This is one of 1122 articles in my book Now and Then Again, The Way We Were and the Way We Are, second edition. The book is available from Amazon for $20.95 print and $9.95 Kindle and also as an ebook from Apple, Kobo, and Scribd for $9.95. It's fixed format so it's better with a tablet, laptop, or computer. There are more articles from the book on another blog here. And there is a book preview website.
Here's an anniversary you'll want to celebrate: the installation of the first parking meter 85 years ago. Park-O-Meter No. 1 was installed on the southeast corner of what was then First Street and Robinson Avenue in Oklahoma City, Oklahoma on July 16, 1935.
Cars would park all day, or even for weeks, stifling downtown business and the city fathers asked Carl Magee, editor of the Oklahoma City News, to help find a solution. Magee invented the parking meter to solve the problem.
Despite opposition, stores saw an increase in business as the meters forced a turnover of cars (at a nickel an hour) and parking meters quickly spread through the city.
Carleton Magee left his law practice of 17 years in Oklahoma City in 1919, moving to Albuquerque, hoping the drier climate would help his wife's lung problems. He had always dreamed of owning a newspaper and he bought the Albuquerque Morning Journal, the state's largest newspaper, from U.S. Senator Albert Fall.
Magee began investigating political corruption in New Mexico.
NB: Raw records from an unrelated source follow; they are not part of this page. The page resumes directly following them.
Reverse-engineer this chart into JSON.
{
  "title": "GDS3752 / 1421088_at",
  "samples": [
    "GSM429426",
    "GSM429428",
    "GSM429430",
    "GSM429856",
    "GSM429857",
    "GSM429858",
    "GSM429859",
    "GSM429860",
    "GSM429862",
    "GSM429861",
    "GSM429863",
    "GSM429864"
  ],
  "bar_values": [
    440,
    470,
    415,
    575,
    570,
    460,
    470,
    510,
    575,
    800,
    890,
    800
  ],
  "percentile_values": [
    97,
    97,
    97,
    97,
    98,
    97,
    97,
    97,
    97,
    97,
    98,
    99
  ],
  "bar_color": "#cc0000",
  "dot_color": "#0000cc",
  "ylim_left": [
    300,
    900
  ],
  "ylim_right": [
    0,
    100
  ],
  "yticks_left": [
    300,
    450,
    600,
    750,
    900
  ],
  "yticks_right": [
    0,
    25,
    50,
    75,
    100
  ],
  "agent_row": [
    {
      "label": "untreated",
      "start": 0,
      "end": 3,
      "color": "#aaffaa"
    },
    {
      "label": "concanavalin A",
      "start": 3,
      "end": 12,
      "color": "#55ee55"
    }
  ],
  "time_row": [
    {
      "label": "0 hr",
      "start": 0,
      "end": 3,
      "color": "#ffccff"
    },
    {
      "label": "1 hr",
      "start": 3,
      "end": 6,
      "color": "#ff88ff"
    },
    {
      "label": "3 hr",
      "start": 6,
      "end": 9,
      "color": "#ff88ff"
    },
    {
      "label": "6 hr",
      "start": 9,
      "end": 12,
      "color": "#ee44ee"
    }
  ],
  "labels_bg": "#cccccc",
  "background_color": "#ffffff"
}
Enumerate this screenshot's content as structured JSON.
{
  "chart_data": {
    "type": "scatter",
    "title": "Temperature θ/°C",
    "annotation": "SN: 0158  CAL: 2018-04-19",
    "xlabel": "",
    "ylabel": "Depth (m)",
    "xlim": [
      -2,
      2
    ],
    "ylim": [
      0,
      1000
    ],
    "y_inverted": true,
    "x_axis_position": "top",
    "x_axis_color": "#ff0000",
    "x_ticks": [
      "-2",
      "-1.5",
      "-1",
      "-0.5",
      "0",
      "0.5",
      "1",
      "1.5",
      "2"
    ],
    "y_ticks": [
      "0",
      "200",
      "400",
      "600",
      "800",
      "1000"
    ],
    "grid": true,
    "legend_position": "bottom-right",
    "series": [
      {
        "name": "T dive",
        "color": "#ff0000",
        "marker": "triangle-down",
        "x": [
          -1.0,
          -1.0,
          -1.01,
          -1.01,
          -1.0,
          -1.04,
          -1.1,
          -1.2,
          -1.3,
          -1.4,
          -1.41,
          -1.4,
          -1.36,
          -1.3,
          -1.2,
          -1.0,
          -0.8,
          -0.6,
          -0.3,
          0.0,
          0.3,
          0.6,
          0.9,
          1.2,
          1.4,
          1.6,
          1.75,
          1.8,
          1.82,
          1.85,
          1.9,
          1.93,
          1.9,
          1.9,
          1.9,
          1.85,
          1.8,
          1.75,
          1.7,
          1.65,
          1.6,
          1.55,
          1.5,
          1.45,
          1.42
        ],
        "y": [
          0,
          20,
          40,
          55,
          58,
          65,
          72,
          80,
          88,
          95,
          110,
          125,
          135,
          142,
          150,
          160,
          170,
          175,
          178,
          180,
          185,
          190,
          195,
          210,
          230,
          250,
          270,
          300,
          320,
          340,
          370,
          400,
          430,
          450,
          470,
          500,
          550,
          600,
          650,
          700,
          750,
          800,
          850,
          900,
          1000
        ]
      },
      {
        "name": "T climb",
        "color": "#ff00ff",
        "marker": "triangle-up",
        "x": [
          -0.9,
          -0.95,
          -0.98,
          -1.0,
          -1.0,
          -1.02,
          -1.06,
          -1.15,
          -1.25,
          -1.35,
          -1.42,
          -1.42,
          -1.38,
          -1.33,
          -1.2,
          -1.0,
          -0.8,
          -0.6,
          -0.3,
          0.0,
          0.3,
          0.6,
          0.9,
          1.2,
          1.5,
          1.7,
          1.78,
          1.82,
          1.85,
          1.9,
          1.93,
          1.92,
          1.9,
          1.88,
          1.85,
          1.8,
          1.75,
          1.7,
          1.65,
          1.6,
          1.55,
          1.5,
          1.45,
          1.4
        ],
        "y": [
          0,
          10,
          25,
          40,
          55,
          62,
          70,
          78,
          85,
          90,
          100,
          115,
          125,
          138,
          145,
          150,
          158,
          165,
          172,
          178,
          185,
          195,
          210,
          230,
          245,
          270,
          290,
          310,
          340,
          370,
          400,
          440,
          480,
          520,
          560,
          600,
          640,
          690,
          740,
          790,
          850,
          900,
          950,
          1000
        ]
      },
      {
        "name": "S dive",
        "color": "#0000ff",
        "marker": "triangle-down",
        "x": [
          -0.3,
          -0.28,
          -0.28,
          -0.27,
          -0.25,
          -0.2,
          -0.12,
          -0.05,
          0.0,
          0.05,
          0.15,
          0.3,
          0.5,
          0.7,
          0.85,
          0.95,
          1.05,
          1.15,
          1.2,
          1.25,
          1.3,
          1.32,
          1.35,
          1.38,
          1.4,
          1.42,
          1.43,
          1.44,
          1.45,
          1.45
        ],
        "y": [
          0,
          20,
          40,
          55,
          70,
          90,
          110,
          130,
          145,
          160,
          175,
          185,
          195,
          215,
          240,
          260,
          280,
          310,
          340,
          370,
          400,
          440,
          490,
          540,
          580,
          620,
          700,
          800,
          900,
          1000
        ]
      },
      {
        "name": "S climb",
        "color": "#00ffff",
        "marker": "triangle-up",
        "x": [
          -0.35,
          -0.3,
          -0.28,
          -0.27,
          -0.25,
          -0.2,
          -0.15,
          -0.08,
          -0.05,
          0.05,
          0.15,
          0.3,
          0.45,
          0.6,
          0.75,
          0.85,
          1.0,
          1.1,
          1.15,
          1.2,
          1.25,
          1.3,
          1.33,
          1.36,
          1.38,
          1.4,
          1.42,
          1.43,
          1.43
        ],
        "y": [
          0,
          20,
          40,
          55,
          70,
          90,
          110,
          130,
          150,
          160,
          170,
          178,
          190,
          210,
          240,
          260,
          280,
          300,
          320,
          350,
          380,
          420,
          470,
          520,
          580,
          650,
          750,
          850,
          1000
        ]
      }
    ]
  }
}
There was a lot to investigate. He began by exposing the diversion of funds from the state Land Office to Fall's campaign.
Fall angrily threatened to break him. Five previous editors had been threat-ened and silenced, but Magee kept investigating corruption in spite of physical threats.
In 1921, Fall resigned his Senate seat to become Secretary of the Interior under President Warren G. Harding. Magee found out that Fall was spending large amounts of money to improve his New Mexico ranch. His investigation ultimately led to uncovering the Teapot Dome scandal, the sensation of the era, in which Fall was convicted in 1929 of accepting bribes from oil executives in exchange for leases on the U.S. Naval Petroleum Re-serves at Teapot Dome, Wyoming, and Elk Hills, California.
Due to Fall's pressure, the newspaper's banks called notes and refused to renew Magee's loans, forcing the sale of the paper. Magee promptly founded another paper, Magee's Independent, a weekly, in 1922. Within a year the name was changed to the New Mexico State Tribune and it became a daily paper.
Magee continued to investigate political corruption, angering powerful Republican leaders in San Miguel County. A district judge, David Leahy, ordered Magee to stand trial on a trumped up libel charge against a New Mexico Supreme Court justice. Even though the justice testified for Magee that he had not been libeled, Leahy ordered a directed guilty verdict and sentenced Magee to prison.
But New Mexico governor James. F. Hinkle, a Democrat, immediately pardon-ed Magee and set aside his conviction and sentence. Then Leahy found Magee in contempt of court for violating his order not to write about the trial and for calling the judge "corrupt" in print and sentenced him to a year in prison and a stiff fine. Again, the governor immediately pardoned Magee and set aside the sentence and fine.
In 1923, the Scripps-Howard newspaper chain bought the New Mexico State Tribune, keeping Magee as editor.
In 1925, while Magee was being interviewed by another paper in a hotel lobby, Judge Leahy stormed in, knocked Magee down and kicked him, breaking several ribs. Lying on the floor, Magee pulled a revolver he carried and fired two shots. One shot hit Leahy in the arm, but the other killed a bystander. Magee was tried and acquitted of manslaughter but was haunted by it the rest of his life.
In 1927, Scripps-Howard transferred Magee to Oklahoma City as editor of the Oklahoma City News. Carl Magee died in Oklahoma City in 1946 at 73.
Today, Park-O-Meter No. 1 is on display in the Statehood Gallery of the Oklahoma Historical Society.